I just got home from an event of which I was in fact one of the organisers: Jim Ramsay, Director of the Department of Evangelism in the Diocese of Sydney, was speaking at my home church building (as a hired venue) on Every church a mission centre – strategy, leadership and ideas. I appreciated what he had to say, much of which was about the importance of prayer in evangelism. But it came as no surprise to me, and probably wouldn’t to others familiar with Sydney Anglicanism, that he based his talk on a passage from the ESV Bible. And, given his subject, it made sense that he used the very same controversial chapter from ESV that Suzanne McCarthy has recently been complaining about: 1 Timothy 2. But Jim, reading only as far as verse 8, avoided the gender issue which upset Suzanne, except that on verse 8 he said that women were also called to pray.

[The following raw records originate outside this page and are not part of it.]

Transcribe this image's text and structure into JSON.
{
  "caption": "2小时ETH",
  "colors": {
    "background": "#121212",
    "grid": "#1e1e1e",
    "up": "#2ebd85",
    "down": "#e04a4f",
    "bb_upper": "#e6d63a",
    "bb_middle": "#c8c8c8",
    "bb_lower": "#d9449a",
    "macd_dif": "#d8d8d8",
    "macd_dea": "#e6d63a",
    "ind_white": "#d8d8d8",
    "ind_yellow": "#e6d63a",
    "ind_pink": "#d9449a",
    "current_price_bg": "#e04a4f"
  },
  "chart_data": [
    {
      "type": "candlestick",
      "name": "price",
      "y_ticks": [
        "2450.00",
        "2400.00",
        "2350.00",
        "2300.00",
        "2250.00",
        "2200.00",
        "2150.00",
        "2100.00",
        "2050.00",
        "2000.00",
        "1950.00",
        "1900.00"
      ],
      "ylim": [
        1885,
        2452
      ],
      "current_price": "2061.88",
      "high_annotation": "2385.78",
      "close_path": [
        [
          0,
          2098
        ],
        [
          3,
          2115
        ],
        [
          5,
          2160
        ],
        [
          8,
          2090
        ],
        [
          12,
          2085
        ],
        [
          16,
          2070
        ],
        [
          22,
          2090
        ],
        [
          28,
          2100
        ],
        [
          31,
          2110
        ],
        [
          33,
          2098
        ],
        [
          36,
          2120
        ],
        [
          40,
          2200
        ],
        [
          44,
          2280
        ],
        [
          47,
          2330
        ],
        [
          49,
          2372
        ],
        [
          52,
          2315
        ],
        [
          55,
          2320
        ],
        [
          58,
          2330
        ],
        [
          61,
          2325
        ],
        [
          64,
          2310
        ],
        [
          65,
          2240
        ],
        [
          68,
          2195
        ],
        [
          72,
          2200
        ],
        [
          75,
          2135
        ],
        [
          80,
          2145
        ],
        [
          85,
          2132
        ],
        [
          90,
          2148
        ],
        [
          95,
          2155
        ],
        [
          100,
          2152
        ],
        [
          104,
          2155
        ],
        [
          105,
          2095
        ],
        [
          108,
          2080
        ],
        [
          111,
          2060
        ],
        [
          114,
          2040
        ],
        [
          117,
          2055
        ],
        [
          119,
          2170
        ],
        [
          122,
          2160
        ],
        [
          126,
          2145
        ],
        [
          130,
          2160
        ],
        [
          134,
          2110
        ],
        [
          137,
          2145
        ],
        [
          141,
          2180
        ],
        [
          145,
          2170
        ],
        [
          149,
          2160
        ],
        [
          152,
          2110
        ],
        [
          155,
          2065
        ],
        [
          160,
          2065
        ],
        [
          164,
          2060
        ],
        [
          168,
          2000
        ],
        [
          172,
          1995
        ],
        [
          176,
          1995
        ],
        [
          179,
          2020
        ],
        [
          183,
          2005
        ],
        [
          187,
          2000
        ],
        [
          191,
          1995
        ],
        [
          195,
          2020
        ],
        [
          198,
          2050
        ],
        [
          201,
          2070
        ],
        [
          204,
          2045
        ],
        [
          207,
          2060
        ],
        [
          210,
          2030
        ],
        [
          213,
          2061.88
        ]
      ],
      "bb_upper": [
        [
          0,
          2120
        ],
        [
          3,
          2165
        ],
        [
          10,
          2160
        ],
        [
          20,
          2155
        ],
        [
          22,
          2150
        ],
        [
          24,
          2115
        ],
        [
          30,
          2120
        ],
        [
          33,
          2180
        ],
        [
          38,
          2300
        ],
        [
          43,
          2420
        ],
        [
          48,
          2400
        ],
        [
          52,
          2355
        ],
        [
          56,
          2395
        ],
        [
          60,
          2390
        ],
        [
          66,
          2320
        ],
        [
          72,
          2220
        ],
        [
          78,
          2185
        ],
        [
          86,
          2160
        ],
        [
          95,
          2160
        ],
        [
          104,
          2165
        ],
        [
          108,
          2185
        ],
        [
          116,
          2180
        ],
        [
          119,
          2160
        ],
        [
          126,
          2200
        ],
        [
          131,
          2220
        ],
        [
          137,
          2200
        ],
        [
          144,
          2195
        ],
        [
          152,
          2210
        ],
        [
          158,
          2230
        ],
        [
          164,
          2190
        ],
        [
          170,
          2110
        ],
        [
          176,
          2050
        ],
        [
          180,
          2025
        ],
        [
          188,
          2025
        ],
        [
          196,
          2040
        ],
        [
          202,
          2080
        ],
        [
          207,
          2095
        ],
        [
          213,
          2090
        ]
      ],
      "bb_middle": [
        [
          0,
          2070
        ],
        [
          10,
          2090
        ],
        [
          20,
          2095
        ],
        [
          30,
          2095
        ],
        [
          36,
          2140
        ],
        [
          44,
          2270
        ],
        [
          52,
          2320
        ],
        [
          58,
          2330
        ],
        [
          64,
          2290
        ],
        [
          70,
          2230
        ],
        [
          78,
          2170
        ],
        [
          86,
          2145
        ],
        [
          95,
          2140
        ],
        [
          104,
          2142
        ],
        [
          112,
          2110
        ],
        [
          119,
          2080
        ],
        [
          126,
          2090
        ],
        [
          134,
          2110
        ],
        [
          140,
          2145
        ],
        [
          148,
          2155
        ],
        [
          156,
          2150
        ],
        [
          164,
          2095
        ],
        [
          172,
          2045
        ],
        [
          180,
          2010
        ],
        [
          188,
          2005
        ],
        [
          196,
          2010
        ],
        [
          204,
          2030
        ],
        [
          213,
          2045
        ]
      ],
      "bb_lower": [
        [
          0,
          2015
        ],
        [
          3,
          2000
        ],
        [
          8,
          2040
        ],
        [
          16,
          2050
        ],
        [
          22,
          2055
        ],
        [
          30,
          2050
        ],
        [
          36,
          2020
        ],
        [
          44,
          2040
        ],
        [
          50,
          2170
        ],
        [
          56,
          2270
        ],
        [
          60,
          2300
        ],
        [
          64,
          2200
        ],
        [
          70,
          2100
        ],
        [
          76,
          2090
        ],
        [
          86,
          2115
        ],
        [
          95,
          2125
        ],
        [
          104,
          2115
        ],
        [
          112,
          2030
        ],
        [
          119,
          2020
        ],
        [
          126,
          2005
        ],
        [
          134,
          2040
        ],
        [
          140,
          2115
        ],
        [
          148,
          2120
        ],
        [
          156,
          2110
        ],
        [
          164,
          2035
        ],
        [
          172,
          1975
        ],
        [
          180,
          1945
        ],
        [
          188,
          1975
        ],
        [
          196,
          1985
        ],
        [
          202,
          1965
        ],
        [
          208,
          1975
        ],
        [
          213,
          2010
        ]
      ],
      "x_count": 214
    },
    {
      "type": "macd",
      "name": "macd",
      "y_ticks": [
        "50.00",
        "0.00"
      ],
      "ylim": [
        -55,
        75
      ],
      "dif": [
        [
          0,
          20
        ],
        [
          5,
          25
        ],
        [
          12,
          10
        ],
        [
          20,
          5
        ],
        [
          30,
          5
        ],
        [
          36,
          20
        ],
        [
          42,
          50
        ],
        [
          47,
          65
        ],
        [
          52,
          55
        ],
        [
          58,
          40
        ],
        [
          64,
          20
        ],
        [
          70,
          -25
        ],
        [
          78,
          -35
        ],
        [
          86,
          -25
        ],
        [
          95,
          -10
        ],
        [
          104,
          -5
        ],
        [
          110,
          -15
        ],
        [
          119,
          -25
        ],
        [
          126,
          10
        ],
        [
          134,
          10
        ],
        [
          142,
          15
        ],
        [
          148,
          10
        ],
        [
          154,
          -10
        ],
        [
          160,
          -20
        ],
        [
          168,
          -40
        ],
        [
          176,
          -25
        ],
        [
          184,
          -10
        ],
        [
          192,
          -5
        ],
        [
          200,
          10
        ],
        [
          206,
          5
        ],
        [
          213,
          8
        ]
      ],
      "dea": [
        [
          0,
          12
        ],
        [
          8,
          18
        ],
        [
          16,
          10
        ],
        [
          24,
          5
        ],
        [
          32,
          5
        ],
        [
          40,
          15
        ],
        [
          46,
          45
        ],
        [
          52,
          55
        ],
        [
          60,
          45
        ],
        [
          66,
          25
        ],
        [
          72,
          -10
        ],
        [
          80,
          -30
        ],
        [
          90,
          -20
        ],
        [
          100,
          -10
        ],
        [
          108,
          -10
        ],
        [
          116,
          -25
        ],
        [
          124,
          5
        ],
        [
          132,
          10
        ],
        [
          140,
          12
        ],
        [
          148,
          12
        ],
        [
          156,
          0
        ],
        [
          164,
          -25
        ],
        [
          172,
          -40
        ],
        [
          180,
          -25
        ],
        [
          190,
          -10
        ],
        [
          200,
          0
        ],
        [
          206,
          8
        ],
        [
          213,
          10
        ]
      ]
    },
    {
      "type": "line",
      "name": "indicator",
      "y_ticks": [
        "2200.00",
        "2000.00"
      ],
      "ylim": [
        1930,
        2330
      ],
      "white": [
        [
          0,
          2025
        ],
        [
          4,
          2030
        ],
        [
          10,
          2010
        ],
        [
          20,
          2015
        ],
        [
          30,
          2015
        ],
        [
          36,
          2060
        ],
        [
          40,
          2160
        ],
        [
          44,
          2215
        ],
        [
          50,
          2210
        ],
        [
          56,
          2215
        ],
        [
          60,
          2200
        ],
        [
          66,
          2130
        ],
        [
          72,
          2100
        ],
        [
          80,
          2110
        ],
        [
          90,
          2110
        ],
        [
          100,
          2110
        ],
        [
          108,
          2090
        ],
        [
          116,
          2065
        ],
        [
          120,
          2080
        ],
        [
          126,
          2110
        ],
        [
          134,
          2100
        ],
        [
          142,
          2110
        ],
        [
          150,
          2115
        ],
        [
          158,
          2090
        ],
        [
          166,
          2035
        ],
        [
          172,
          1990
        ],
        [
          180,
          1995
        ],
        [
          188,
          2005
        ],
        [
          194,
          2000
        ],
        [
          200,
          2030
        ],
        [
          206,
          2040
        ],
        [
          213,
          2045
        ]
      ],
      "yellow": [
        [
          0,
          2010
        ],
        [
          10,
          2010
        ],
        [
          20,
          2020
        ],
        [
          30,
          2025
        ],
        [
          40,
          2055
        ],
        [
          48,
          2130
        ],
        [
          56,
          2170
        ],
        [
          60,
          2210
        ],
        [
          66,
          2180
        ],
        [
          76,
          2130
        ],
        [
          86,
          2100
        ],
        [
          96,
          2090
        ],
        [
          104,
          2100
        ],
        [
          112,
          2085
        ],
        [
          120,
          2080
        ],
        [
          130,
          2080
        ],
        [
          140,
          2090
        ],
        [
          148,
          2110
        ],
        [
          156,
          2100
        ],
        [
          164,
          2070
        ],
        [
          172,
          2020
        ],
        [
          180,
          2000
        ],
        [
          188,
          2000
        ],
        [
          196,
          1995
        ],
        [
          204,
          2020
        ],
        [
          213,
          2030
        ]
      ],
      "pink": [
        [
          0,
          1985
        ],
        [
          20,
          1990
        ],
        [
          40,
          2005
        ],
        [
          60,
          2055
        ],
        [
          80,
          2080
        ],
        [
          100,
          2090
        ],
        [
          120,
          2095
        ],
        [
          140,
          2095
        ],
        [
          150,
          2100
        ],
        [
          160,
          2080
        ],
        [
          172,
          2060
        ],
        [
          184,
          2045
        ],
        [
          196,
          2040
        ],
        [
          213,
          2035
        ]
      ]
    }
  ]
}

It was concerning the ESV rendering of verse 5 that Suzanne wrote:
It is no longer possible to preach even the basic salvation of half the human race from the ESV … the ESV states clearly that Christ Jesus is not a mediator between Christ and women.

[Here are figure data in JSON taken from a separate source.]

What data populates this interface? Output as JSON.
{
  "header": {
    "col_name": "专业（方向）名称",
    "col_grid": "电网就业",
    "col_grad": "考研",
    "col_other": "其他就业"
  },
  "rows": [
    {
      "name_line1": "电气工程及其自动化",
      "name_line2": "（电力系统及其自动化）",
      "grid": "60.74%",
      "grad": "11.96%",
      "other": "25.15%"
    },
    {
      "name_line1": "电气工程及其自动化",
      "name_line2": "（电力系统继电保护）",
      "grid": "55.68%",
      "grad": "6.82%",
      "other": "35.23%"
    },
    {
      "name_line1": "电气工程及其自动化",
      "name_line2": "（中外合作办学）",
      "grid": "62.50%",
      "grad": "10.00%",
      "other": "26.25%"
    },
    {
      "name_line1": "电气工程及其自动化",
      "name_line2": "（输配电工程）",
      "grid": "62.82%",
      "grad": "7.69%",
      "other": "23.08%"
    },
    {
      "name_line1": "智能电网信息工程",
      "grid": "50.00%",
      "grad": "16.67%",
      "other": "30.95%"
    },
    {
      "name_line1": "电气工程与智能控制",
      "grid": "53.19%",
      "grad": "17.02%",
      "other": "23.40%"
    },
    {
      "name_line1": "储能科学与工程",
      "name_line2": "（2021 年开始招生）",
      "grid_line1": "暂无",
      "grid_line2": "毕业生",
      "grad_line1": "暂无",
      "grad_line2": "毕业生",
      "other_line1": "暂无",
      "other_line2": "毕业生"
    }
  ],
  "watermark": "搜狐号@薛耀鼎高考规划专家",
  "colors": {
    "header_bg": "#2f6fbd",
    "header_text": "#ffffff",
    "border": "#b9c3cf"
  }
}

In a follow-up post Suzanne quotes the following from the ESV preface:
Therefore, to the extent that plain English permits and the meaning in each case allows, we have sought to use the same English word for important recurring words in the original.
What I noticed when Jim read out the passage was ESV’s lamentable failure to keep to this principle in this passage, 1 Timothy 2:1-8. In the Greek two different words for “man” or “human being” are used, one four times and the other once. Here is how they have been translated in various versions, in approximate date order:
Original Greek: v.1: panton anthropon; v.4: pantas anthropous; v.5: anthropon, anthropos; v.8: andras.
KJV: v.1: all men; v.4: all men; v.5: men, the man; v.8: men.
RSV: identical to KJV.
NIV: v.1: everyone; v.4: all men; v.5: men, the man; v.8: men.
NRSV: v.1: everyone; v.4: everyone; v.5: humankind … human; v.8: men.
ESV: v.1: all people; v.4: all people; v.5: men, the man; v.8: men.
TNIV: v.1: everyone; v.4: all people; v.5: human beings … human; v.8: men.
It seems that none of these versions have done a good job of maintaining the coherence of this passage. In verses 1-7 there is a clear theme of what is applicable to the whole of humankind irrespective of gender (anthropos): prayers are to be made for them (v.1) because God desires them to be saved (v.4) and has provided the mediator to make this possible (v.5). Following that the author provides different instructions for male (aner) (v.8) and female (vv.9-15) readers. For this passage to make sense as a whole the Greek words anthropos and aner need to be translated consistently and distinctly. But none of the versions I have quoted have done this properly.
I applaud KJV and RSV for maintaining coherence in their rendering of anthropos as “man”, a good rendering at the time when “man” was commonly used in this gender generic sense. But they were let down by the weakness of the English language of the time, which has since been corrected, in that there was no suitable distinct word that they could use to refer to male humans only.
NRSV and TNIV have at least managed to make a clear distinction between gender generic anthropos and gender specific aner. But they have done so at the expense of losing the coherence of the “all people” theme in vv.1-7.
ESV, I am sorry to say, has gone for the worst of both worlds. It starts well by revising RSV’s “all men” in vv.1,4 to “all people”, and maintaining the contrast with “men” in v.8. But it is let down by its rendering of v.5, which seems to have been considered in isolation from its context. Or perhaps they simply omitted to revise this verse, which is identical to RSV. As a result a reader of ESV could easily assume that the “men” referred to here are to be contrasted with the “all people” of the previous verse and are instead to be identified with the “men” of v.8. Indeed this is how Suzanne seems to have read this verse.
Now I am sure that it is not the intention of the ESV translators to teach that “Christ Jesus is not a mediator between Christ and women”. But if so they need to demonstrate this. I suppose they have done so by putting this footnote on verse 5:
men and man render the same Greek word that is translated people in verses 1 and 4
But Jim Ramsay didn’t read out or refer to this footnote, or copy it on his handout, and I’m sure the same will almost always apply when this verse is read out during public preaching or teaching. It is simply not appropriate to put a misleading translation in the main text and a correction in a footnote.
So I call on the ESV translation team, as well as the TNIV and NRSV teams, to revise their wording of this passage to ensure that the theme of “all people” is clear in verses 1-7 and contrasted from the “men only” instruction of verse 8.